Netflix had record revenues for the second quarter with a 24.9% growth YoY and this is the second consecutive quarter, where Netflix had positive free cash. Out of the $6.15 billion in revenues, $899 million were converted into free cash flow compared to $162 billion last quarter. This is a massive improvement on the margins of Netflix but it is unlikely to continue as they are not expecting many new users in the third quarter.
As fast as the balance sheet is concerned, Netflix still has a good balance sheet with $15 billion in long-term debt and over $7 billion in cash and cash equivalents.
The main problem with Netflix remains that it cannot convert its huge revenues into free cash flow. Profits (Net income) doesn't mean anything if these are just paper-profits, what really matters is that the business is generating real tangible cash. With rising competition from Disney $DIS ,Amazon $AMZN and Apple $AAPL , which all can afford to lose cash over the short-term, the task is not that easy for Netflix ahead.

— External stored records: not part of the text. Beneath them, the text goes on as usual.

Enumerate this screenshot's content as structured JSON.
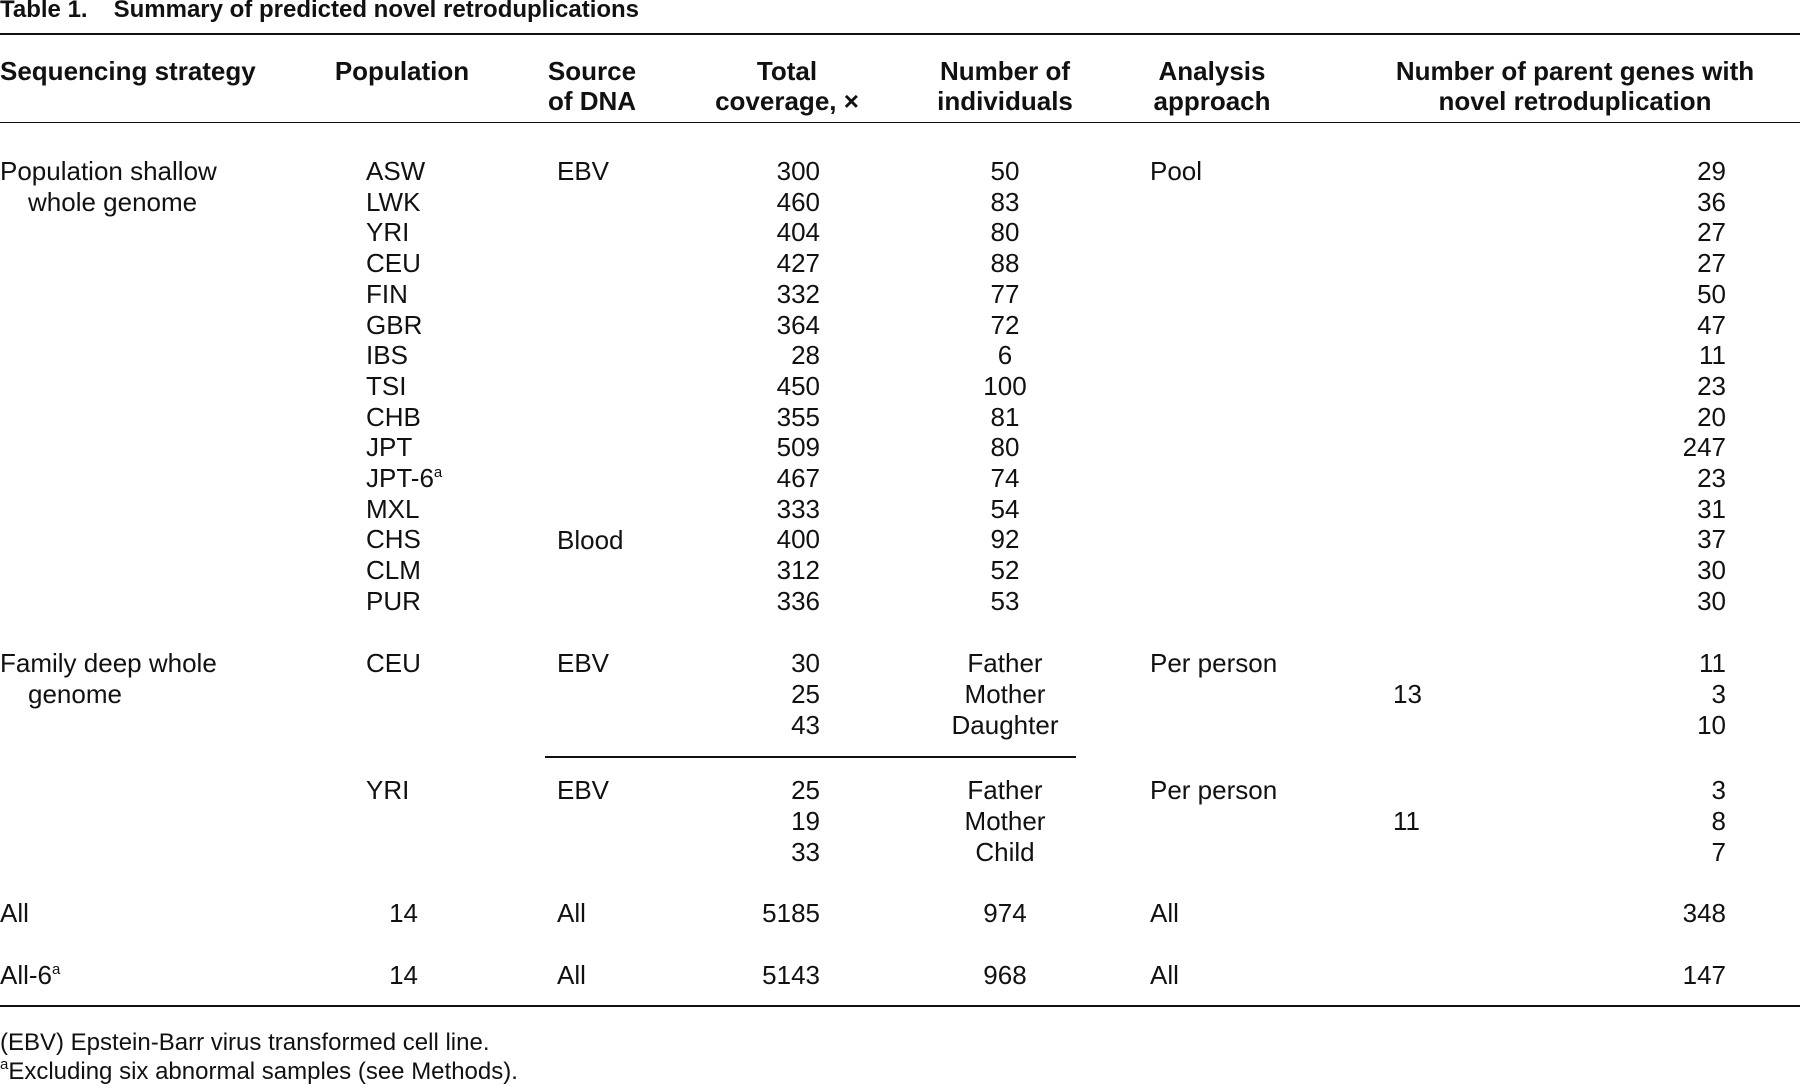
{
  "caption": {
    "label": "Table 1.",
    "title": "Summary of predicted novel retroduplications"
  },
  "headers": {
    "strategy": [
      "",
      "Sequencing strategy"
    ],
    "population": [
      "",
      "Population"
    ],
    "source": [
      "Source",
      "of DNA"
    ],
    "coverage": [
      "Total",
      "coverage, ×"
    ],
    "individuals": [
      "Number of",
      "individuals"
    ],
    "approach": [
      "Analysis",
      "approach"
    ],
    "parents": [
      "Number of parent genes with",
      "novel retroduplication"
    ]
  },
  "shallow": {
    "strategy": [
      "Population shallow",
      "whole genome"
    ],
    "source_ebv": "EBV",
    "source_blood": "Blood",
    "approach": "Pool",
    "rows": [
      {
        "pop": "ASW",
        "sup": "",
        "cov": "300",
        "ind": "50",
        "par": "29"
      },
      {
        "pop": "LWK",
        "sup": "",
        "cov": "460",
        "ind": "83",
        "par": "36"
      },
      {
        "pop": "YRI",
        "sup": "",
        "cov": "404",
        "ind": "80",
        "par": "27"
      },
      {
        "pop": "CEU",
        "sup": "",
        "cov": "427",
        "ind": "88",
        "par": "27"
      },
      {
        "pop": "FIN",
        "sup": "",
        "cov": "332",
        "ind": "77",
        "par": "50"
      },
      {
        "pop": "GBR",
        "sup": "",
        "cov": "364",
        "ind": "72",
        "par": "47"
      },
      {
        "pop": "IBS",
        "sup": "",
        "cov": "28",
        "ind": "6",
        "par": "11"
      },
      {
        "pop": "TSI",
        "sup": "",
        "cov": "450",
        "ind": "100",
        "par": "23"
      },
      {
        "pop": "CHB",
        "sup": "",
        "cov": "355",
        "ind": "81",
        "par": "20"
      },
      {
        "pop": "JPT",
        "sup": "",
        "cov": "509",
        "ind": "80",
        "par": "247"
      },
      {
        "pop": "JPT-6",
        "sup": "a",
        "cov": "467",
        "ind": "74",
        "par": "23"
      },
      {
        "pop": "MXL",
        "sup": "",
        "cov": "333",
        "ind": "54",
        "par": "31"
      },
      {
        "pop": "CHS",
        "sup": "",
        "cov": "400",
        "ind": "92",
        "par": "37"
      },
      {
        "pop": "CLM",
        "sup": "",
        "cov": "312",
        "ind": "52",
        "par": "30"
      },
      {
        "pop": "PUR",
        "sup": "",
        "cov": "336",
        "ind": "53",
        "par": "30"
      }
    ]
  },
  "family": {
    "strategy": [
      "Family deep whole",
      "genome"
    ],
    "groups": [
      {
        "pop": "CEU",
        "source": "EBV",
        "approach": "Per person",
        "total": "13",
        "members": [
          {
            "cov": "30",
            "ind": "Father",
            "par": "11"
          },
          {
            "cov": "25",
            "ind": "Mother",
            "par": "3"
          },
          {
            "cov": "43",
            "ind": "Daughter",
            "par": "10"
          }
        ]
      },
      {
        "pop": "YRI",
        "source": "EBV",
        "approach": "Per person",
        "total": "11",
        "members": [
          {
            "cov": "25",
            "ind": "Father",
            "par": "3"
          },
          {
            "cov": "19",
            "ind": "Mother",
            "par": "8"
          },
          {
            "cov": "33",
            "ind": "Child",
            "par": "7"
          }
        ]
      }
    ]
  },
  "totals": [
    {
      "strategy": "All",
      "sup": "",
      "pop": "14",
      "source": "All",
      "cov": "5185",
      "ind": "974",
      "approach": "All",
      "par": "348"
    },
    {
      "strategy": "All-6",
      "sup": "a",
      "pop": "14",
      "source": "All",
      "cov": "5143",
      "ind": "968",
      "approach": "All",
      "par": "147"
    }
  ],
  "footnotes": [
    {
      "sup": "",
      "text": "(EBV) Epstein-Barr virus transformed cell line."
    },
    {
      "sup": "a",
      "text": "Excluding six abnormal samples (see Methods)."
    }
  ]
}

Ted Sarando has been named Co-CEO along with founder Reed Hasting yesterday. Ted Sarandos has been so far chief content officer of Netflix and we know that Netflix can produce quality content. It cost a lot of money, but they have proved that they can do it. Now Netflix will have to depend more on its own content as Disney and other networks launch their own streaming services. Ted Sarandos could very helpful to the future of Netflix.

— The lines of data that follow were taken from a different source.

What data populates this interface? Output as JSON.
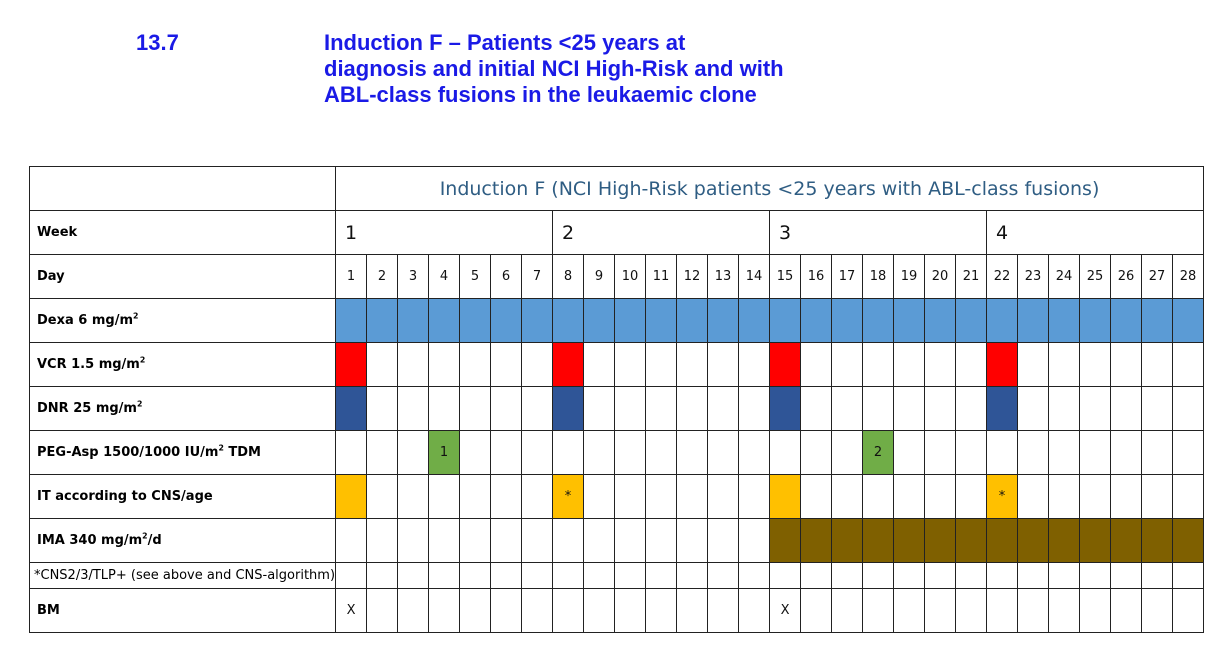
{
  "section": {
    "number": "13.7",
    "title_lines": [
      "Induction F – Patients <25 years at",
      "diagnosis and initial NCI High-Risk and with",
      "ABL-class fusions in the leukaemic clone"
    ]
  },
  "table": {
    "header_title": "Induction F (NCI High-Risk patients <25 years with ABL-class fusions)",
    "week_label": "Week",
    "weeks": [
      "1",
      "2",
      "3",
      "4"
    ],
    "day_label": "Day",
    "days": [
      "1",
      "2",
      "3",
      "4",
      "5",
      "6",
      "7",
      "8",
      "9",
      "10",
      "11",
      "12",
      "13",
      "14",
      "15",
      "16",
      "17",
      "18",
      "19",
      "20",
      "21",
      "22",
      "23",
      "24",
      "25",
      "26",
      "27",
      "28"
    ],
    "rows": [
      {
        "name": "dexa",
        "label": "Dexa 6 mg/m",
        "sup": "2",
        "suffix": "",
        "color": "#5b9bd5",
        "days": "all"
      },
      {
        "name": "vcr",
        "label": "VCR 1.5 mg/m",
        "sup": "2",
        "suffix": "",
        "color": "#ff0000",
        "days": [
          1,
          8,
          15,
          22
        ]
      },
      {
        "name": "dnr",
        "label": "DNR 25 mg/m",
        "sup": "2",
        "suffix": "",
        "color": "#2f5597",
        "days": [
          1,
          8,
          15,
          22
        ]
      },
      {
        "name": "peg-asp",
        "label": "PEG-Asp 1500/1000 IU/m",
        "sup": "2",
        "suffix": " TDM",
        "color": "#70ad47",
        "marks": [
          {
            "day": 4,
            "text": "1"
          },
          {
            "day": 18,
            "text": "2"
          }
        ]
      },
      {
        "name": "it",
        "label": "IT according to CNS/age",
        "color": "#ffc000",
        "marks": [
          {
            "day": 1,
            "text": ""
          },
          {
            "day": 8,
            "text": "*"
          },
          {
            "day": 15,
            "text": ""
          },
          {
            "day": 22,
            "text": "*"
          }
        ]
      },
      {
        "name": "ima",
        "label": "IMA 340 mg/m",
        "sup": "2",
        "suffix": "/d",
        "color": "#7f6000",
        "range": [
          15,
          28
        ]
      }
    ],
    "footnote": "*CNS2/3/TLP+ (see above and CNS-algorithm)",
    "bm": {
      "label": "BM",
      "marks": [
        {
          "day": 1,
          "text": "X"
        },
        {
          "day": 15,
          "text": "X"
        }
      ]
    }
  }
}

As far as valuations are concerned, Netflix is still trading at over 100X Earnings. The problem with such huge valuations on a company is that investors wants more and more growth and once, the growth decelerates, they are disappointed. This is what we are seeing today with Netflix down 10% in premarkets. Netflix, however, is valued more on revenues than on profits. As far as the number of users grow, as far as they keep charging more for their services, the revenues will be growing. Netflix is currently being valued at 10X revenues and had been valued at X16 revenues in the past. Netflix already gained 60% in value this year and 375% over the past 5 years. It is hard to say whether the earnings shock is just temporary or not but when a stock has such huge valuations, I would be careful.